Artfully and delicately proceeding from Velvet Underground drone and folk-rock strum, California’s Mazzy Star makes music that can be either spellbinding or soporific. As a member of the Rain Parade, guitarist David Roback was a central figure in the “paisley underground,” a loose community of Los Angeles bands that gave psychedelia a post-punk revival in the early ’80s. After folding the group, he formed the short-lived Clay Allison with ex-Dream Syndicate bassist Kendra Smith. That band evolved into Opal, which combined textural folk and spacey feedback on 1987’s moody Happy Nightmare Baby.

Smith left Opal in mid-tour to retire (she later returned to action as a solo artist), and Roback began playing with sullen-sounding Los Angeles singer Hope Sandoval as Mazzy Star.
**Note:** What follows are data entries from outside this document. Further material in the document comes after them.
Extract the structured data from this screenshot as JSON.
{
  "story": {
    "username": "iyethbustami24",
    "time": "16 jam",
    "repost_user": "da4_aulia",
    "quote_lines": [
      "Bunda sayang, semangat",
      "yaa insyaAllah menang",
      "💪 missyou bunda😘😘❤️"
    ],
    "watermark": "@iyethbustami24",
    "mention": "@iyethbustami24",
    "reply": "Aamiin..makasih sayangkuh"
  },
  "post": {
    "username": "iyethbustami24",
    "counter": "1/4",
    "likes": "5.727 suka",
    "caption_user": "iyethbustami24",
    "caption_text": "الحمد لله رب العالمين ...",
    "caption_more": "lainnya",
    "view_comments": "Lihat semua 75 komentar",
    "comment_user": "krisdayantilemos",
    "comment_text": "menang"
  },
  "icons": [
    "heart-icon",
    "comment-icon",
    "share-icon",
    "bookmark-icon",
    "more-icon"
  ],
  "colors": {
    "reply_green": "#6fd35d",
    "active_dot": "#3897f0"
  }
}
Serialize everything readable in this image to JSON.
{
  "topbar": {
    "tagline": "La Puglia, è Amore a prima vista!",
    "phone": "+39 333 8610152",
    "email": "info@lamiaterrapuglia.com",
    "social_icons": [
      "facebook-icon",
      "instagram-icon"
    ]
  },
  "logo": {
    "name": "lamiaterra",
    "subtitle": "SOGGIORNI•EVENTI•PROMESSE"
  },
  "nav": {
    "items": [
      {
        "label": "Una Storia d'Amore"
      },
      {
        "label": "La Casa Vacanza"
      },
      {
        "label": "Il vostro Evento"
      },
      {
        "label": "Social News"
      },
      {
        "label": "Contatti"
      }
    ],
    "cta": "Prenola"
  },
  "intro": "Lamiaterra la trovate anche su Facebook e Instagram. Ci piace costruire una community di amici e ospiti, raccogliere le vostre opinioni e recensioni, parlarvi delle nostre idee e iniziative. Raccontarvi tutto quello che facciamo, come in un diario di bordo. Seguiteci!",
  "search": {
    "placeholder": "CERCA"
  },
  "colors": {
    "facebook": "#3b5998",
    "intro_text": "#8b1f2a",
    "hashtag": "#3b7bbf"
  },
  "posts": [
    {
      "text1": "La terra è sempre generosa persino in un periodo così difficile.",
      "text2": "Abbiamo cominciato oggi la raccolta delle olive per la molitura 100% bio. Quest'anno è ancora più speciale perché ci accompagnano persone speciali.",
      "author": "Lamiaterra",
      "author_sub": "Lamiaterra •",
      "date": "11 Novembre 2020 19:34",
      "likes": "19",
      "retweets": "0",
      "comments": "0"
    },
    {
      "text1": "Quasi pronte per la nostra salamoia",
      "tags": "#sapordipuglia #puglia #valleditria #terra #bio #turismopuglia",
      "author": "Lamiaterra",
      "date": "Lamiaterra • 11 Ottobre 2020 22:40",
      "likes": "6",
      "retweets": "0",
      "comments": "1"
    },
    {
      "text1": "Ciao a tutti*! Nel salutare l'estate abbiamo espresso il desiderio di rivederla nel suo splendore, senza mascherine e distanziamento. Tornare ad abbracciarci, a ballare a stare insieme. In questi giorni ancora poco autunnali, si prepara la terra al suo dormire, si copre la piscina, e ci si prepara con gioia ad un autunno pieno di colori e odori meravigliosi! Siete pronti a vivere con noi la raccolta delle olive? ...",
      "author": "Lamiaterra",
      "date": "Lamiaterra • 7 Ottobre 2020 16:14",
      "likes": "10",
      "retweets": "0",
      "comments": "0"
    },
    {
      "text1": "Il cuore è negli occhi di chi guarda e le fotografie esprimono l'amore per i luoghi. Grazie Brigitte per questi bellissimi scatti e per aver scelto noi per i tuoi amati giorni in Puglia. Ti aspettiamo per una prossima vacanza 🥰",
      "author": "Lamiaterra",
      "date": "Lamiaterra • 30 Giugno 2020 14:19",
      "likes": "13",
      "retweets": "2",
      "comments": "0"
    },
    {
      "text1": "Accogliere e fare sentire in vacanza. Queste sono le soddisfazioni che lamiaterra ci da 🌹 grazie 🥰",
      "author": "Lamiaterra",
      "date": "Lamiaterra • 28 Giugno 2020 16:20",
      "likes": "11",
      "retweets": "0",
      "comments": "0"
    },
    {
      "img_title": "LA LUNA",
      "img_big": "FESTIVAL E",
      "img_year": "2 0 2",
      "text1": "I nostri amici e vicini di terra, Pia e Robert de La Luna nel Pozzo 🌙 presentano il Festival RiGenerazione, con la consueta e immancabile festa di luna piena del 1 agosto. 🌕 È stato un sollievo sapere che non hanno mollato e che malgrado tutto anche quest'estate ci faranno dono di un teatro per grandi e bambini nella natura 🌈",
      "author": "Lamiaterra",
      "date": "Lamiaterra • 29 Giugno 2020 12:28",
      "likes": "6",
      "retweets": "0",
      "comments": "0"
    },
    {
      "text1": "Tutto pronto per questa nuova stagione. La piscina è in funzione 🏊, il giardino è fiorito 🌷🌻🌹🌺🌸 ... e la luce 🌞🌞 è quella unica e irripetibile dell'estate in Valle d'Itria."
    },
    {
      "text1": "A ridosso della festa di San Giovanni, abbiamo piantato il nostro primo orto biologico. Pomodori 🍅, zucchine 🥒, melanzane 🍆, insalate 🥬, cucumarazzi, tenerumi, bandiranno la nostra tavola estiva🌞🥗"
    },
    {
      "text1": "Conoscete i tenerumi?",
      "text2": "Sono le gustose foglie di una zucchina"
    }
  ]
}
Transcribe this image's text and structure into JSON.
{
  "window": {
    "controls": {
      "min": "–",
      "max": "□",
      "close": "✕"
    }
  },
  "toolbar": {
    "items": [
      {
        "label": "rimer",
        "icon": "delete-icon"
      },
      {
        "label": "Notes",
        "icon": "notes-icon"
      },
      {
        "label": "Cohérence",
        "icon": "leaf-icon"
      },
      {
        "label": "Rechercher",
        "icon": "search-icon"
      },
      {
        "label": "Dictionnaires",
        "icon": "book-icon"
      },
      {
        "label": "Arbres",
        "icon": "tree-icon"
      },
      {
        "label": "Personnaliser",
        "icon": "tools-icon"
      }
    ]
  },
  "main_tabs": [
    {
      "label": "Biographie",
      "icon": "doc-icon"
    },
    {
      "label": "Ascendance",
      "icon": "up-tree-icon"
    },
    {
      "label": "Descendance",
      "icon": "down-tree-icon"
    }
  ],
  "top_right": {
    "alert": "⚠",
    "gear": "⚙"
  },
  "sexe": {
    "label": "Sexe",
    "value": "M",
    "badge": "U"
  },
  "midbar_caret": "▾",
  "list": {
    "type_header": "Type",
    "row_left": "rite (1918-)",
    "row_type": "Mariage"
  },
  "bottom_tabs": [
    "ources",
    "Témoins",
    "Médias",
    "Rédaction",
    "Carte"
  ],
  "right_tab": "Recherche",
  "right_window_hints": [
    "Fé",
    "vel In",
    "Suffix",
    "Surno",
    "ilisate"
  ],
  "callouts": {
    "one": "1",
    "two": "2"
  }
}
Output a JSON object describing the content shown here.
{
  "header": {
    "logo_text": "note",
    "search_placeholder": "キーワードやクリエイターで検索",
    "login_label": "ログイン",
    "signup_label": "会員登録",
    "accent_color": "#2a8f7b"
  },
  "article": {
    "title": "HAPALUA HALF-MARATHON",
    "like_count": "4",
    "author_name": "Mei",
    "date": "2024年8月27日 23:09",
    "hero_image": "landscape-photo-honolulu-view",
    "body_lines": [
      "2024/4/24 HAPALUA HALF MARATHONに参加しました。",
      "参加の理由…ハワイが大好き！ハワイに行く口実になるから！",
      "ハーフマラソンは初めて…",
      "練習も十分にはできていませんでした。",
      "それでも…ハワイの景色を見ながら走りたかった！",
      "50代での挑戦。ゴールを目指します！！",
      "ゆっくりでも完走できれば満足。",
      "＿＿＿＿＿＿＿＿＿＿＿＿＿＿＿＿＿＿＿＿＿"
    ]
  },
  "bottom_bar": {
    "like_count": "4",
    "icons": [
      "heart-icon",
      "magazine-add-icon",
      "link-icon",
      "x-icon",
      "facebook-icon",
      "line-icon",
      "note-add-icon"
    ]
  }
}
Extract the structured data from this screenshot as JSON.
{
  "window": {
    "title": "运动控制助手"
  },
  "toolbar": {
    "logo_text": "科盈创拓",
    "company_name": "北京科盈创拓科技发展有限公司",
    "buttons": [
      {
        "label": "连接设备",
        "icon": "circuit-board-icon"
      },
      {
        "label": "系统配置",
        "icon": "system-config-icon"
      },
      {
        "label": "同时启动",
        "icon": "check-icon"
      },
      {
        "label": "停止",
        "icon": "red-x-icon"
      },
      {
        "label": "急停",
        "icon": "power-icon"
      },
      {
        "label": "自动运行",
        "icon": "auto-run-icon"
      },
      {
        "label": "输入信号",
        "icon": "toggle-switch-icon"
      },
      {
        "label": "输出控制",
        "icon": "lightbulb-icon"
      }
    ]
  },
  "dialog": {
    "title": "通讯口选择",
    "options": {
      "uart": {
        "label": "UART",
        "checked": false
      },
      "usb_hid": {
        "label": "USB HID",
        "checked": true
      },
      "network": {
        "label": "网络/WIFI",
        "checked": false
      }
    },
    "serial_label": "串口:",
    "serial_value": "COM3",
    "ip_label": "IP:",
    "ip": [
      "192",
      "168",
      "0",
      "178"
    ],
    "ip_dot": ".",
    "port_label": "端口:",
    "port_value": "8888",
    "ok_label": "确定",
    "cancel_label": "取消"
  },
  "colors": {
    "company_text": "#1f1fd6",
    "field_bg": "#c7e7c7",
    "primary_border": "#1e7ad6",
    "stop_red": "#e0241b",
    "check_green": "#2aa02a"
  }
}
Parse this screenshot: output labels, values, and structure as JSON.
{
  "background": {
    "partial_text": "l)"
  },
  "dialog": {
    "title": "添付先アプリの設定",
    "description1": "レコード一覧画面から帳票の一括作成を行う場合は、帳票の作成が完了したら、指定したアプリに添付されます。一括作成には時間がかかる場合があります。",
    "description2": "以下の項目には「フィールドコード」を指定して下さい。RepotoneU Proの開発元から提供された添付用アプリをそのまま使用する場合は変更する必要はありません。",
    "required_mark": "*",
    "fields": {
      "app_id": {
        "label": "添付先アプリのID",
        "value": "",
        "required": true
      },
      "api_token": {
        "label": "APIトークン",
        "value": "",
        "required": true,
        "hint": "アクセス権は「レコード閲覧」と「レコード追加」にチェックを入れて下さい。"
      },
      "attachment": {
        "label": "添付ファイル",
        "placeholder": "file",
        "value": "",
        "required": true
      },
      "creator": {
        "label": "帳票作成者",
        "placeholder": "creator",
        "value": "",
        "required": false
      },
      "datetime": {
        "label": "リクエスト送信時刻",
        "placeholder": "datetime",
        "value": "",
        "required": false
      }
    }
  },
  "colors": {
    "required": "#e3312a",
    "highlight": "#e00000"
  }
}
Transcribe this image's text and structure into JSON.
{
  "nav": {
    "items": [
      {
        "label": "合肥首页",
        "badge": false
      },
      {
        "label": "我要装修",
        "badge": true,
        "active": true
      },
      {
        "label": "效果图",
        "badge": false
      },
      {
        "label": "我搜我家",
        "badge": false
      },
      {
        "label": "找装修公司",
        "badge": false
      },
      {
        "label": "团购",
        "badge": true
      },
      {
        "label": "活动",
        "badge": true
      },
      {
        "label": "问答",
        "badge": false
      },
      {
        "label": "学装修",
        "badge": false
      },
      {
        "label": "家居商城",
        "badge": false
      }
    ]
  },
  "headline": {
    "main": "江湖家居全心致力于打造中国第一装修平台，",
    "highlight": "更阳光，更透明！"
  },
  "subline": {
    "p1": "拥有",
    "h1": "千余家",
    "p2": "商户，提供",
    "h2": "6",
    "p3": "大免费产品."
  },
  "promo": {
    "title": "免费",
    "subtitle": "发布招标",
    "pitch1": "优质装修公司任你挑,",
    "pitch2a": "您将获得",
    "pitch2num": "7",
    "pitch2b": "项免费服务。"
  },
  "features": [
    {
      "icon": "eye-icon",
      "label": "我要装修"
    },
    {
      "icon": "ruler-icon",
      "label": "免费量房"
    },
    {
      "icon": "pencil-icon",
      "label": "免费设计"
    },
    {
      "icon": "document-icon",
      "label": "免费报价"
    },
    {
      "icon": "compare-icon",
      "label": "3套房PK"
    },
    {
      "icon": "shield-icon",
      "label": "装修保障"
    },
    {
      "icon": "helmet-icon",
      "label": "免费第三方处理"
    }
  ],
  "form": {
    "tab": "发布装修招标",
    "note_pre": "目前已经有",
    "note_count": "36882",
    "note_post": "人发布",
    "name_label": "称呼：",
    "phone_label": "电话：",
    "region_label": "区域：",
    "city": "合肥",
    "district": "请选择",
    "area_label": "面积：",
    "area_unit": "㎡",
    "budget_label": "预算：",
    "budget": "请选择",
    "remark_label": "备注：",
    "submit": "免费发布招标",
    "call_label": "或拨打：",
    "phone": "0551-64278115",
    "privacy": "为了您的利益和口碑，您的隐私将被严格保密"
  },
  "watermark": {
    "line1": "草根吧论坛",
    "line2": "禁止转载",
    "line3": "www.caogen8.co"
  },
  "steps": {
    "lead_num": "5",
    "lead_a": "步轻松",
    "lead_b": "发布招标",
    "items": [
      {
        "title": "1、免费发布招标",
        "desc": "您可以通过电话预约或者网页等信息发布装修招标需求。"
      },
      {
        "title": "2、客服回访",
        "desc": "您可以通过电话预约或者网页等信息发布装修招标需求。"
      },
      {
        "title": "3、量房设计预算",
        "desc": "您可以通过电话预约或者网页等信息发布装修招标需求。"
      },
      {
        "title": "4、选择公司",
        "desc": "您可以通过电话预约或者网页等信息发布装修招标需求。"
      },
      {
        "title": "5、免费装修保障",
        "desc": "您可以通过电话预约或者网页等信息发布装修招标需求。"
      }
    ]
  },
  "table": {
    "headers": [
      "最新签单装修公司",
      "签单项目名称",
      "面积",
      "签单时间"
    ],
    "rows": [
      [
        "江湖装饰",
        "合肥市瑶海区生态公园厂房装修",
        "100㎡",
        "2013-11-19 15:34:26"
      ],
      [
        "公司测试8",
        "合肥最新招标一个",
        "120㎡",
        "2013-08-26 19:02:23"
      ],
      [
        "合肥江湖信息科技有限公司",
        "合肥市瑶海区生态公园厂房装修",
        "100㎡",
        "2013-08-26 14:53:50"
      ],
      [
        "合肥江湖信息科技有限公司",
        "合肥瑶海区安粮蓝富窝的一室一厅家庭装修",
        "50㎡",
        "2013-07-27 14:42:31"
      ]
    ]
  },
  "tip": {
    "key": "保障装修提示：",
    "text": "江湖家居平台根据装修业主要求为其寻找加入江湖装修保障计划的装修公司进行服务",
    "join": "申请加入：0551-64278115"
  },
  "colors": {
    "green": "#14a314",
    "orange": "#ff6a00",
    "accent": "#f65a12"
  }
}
Sandoval’s voice is chillier than Smith’s — chillier than just about anybody’s, actually — but Roback’s neo-psychedelic style remains largely the same as it was in Opal. Still, most of She Hangs Brightly is absolutely haunting. On melodic songs like “Blue Flower” and “Ride It On,” Sandoval’s eerie voice draws the listener into Roback’s gentle swirl of feedback. But the news isn’t all good: on some tunes, things slow to the point of lifelessness. (The band is officially a duo, but Opal’s drummer, Keith Mitchell, is among the album’s cast of musicians.)

Unfortunately, much of the uneven So Tonight That I Might See drones along at that same aural crawl. The album does have some real gems, though, including the transcendent “Fade Into You,” which became an improbable hit. That song, “Five String Serenade” and a few others redeem the record, but also make the rest seem weaker by comparison. At worst, Sandoval doesn’t sound haunting so much as plain old uninterested, and Roback’s guitar playing is so languid it seems to fade into nothingness. Mazzy Star makes a compelling case for the idea that quiet psychedelia has a place in modern music, but the duo also shows how quickly the style can become tired.